Yesterday I suggested that Barack Obama hadn’t done as much as he could over the past couple of years to move public opinion in specific liberal directions that would help his legislative agenda. Jonathan Bernstein, after noting correctly that Obama’s strategy on healthcare reform has basically been to coopt and bribe all the major players, says this is not just a legislative strategy, but also a strategy for moving public opinion among centrists and independents:
John Zaller tells us […] that public opinion is led by elites, and that people basically are ready and willing to adopt the opinions of those they like and respect, while they are pretty good at ignoring and rejecting what they hear from those they don’t like and don’t respect.
Loose partisans and true independents aren’t ideologues and are unlikely to become ideologues. What you probably can do — what Reagan probably did — is to teach them, if they like you, to say that they’re “conservative” or “liberal” and to adopt a handful of public policy positions that you advocate….But you don’t do that by reasoning with them, or with inspiring them with great speeches. You mostly do that, as crude as it sounds, by winning. You do it by creating winning coalitions that put Establishment People on your side.
….The convincing doesn’t happen, either in the short term or the long term, from presidential eloquence. The convincing comes when, for example, you’ve been a Republican main street AMA member all your professional life, and you suddenly find that the AMA is supporting health care reform while the Republicans are attacking the AMA. Even then, you may still be resistant to Obama…until you start hearing him saying the things that you’re reading in the AMA newsletter (or however the AMA communicates with doctors. I don’t know).
Now, there’s no question that Obama and the Democrats in Congress are doing this. They’ve basically coopted the insurance companies, the AMA, big pharma, AARP, and corporate interests by giving away goodies to all of them. This isn’t exactly the Schoolhouse Rock version of how a bill becomes law, but it’s certainly the real-world way. And it works pretty well as long as you can get the coalitions to stick together and keep the bribery from stinking up the joint too badly.

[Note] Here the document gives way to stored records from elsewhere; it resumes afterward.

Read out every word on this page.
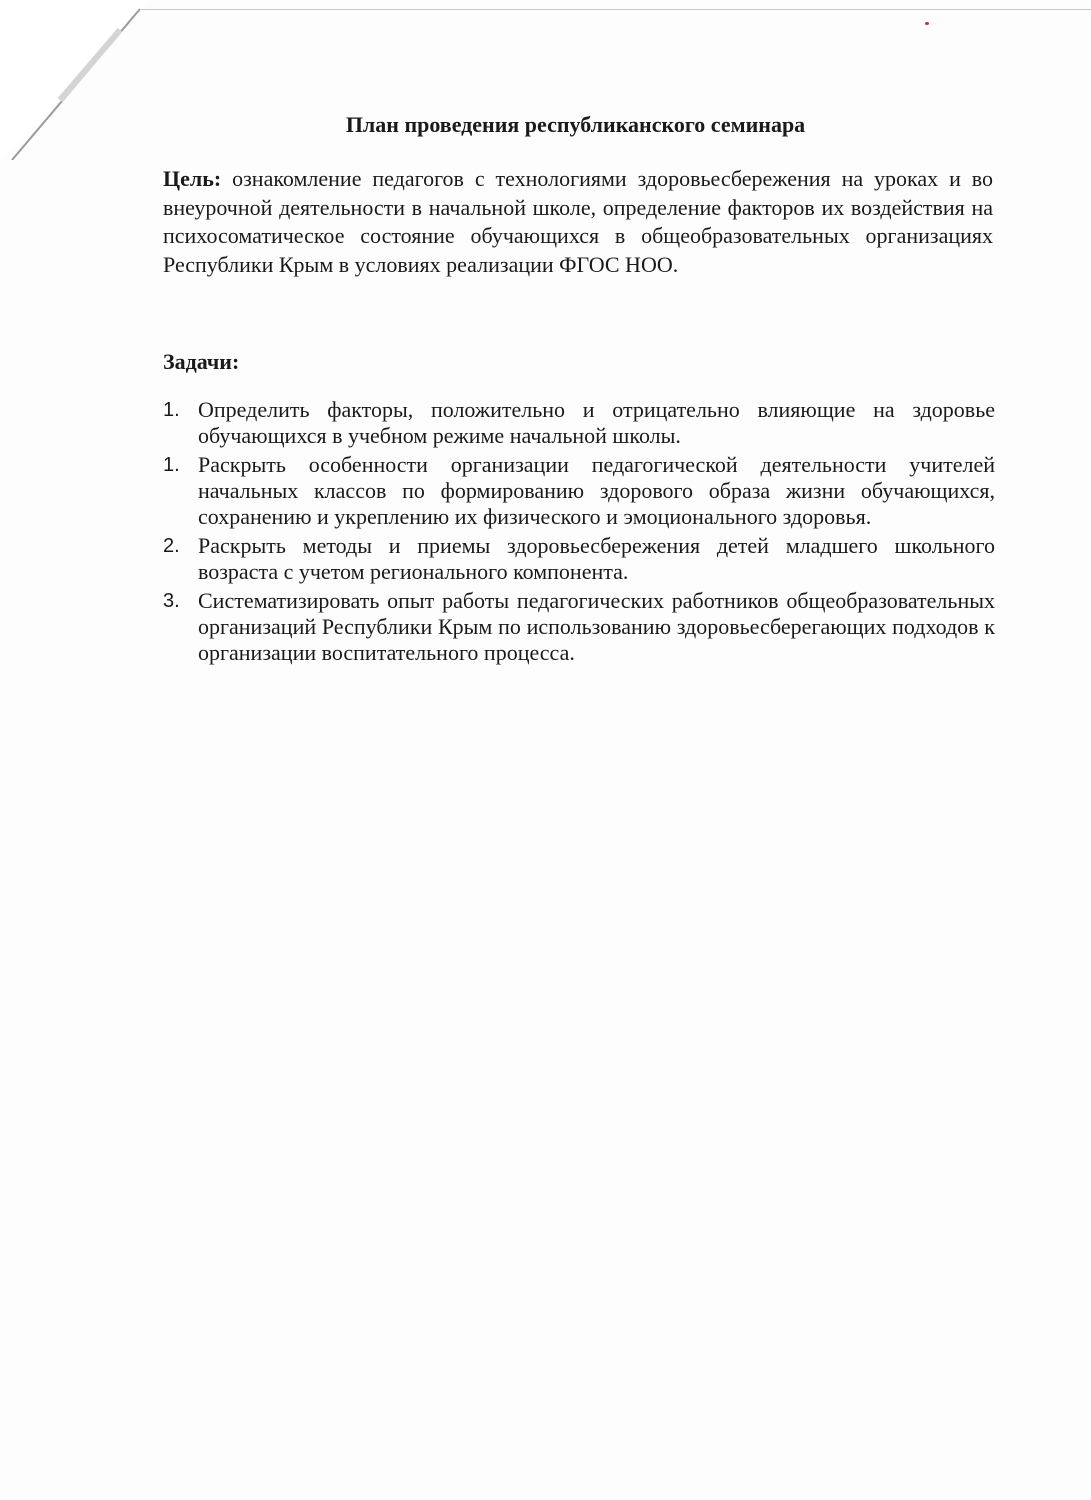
План проведения республиканского семинара
Цель: ознакомление педагогов с технологиями здоровьесбережения на уроках и во внеурочной деятельности в начальной школе, определение факторов их воздействия на психосоматическое состояние обучающихся в общеобразовательных организациях Республики Крым в условиях реализации ФГОС НОО.
Задачи:
1. Определить факторы, положительно и отрицательно влияющие на здоровье обучающихся в учебном режиме начальной школы.
1. Раскрыть особенности организации педагогической деятельности учителей начальных классов по формированию здорового образа жизни обучающихся, сохранению и укреплению их физического и эмоционального здоровья.
2. Раскрыть методы и приемы здоровьесбережения детей младшего школьного возраста с учетом регионального компонента.
3. Систематизировать опыт работы педагогических работников общеобразовательных организаций Республики Крым по использованию здоровьесберегающих подходов к организации воспитательного процесса.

But does this actually move public opinion at the same time? Maybe! The mechanism here is certainly plausible, and not one that I’ve paid a lot of attention to in the past. I’ll put it in the back of my mind and give it some thought.

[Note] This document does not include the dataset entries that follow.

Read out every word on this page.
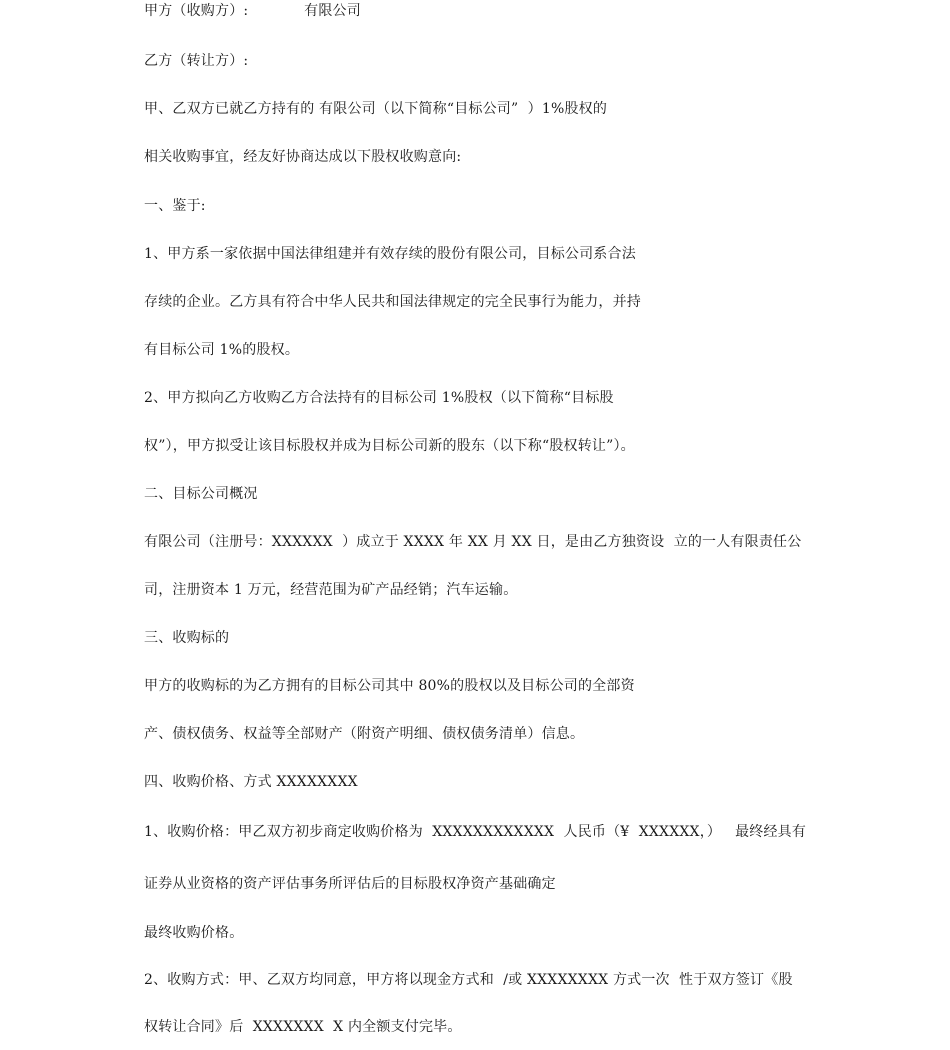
甲方（收购方）:            有限公司
乙方（转让方）:
甲、乙双方已就乙方持有的 有限公司（以下简称“目标公司”  ）1%股权的
相关收购事宜，经友好协商达成以下股权收购意向:
一、鉴于:
1、甲方系一家依据中国法律组建并有效存续的股份有限公司，目标公司系合法
存续的企业。乙方具有符合中华人民共和国法律规定的完全民事行为能力，并持
有目标公司 1%的股权。
2、甲方拟向乙方收购乙方合法持有的目标公司 1%股权（以下简称“目标股
权”），甲方拟受让该目标股权并成为目标公司新的股东（以下称“股权转让”）。
二、目标公司概况
有限公司（注册号：XXXXXX  ）成立于 XXXX 年 XX 月 XX 日，是由乙方独资设  立的一人有限责任公
司，注册资本 1 万元，经营范围为矿产品经销；汽车运输。
三、收购标的
甲方的收购标的为乙方拥有的目标公司其中 80%的股权以及目标公司的全部资
产、债权债务、权益等全部财产（附资产明细、债权债务清单）信息。
四、收购价格、方式 XXXXXXXX
1、收购价格：甲乙双方初步商定收购价格为  XXXXXXXXXXXX  人民币（¥  XXXXXX，）   最终经具有
证券从业资格的资产评估事务所评估后的目标股权净资产基础确定
最终收购价格。
2、收购方式：甲、乙双方均同意，甲方将以现金方式和  /或 XXXXXXXX 方式一次  性于双方签订《股
权转让合同》后  XXXXXXX  X 内全额支付完毕。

There’s no question, though, that winning is indeed a powerful aphrodisiac. Healthcare reform might be controversial right now, but if Obama gets a bill onto his desk and signs it, it will become a huge triumph almost overnight. Support for both the bill and for Obama will rise steadily, and Democrats of all kinds will reap the benefit of being seen as tough enough and savvy enough to get it passed. This is the fundamental reason that I’m optimistic about healthcare reform. Every Democrat in Congress knows that if reform fails, they’ll be viewed as losers and they’ll pay the price at the polls in November. They have to pass something if they want to remain in power. That’s a prospect that concentrates the mind powerfully.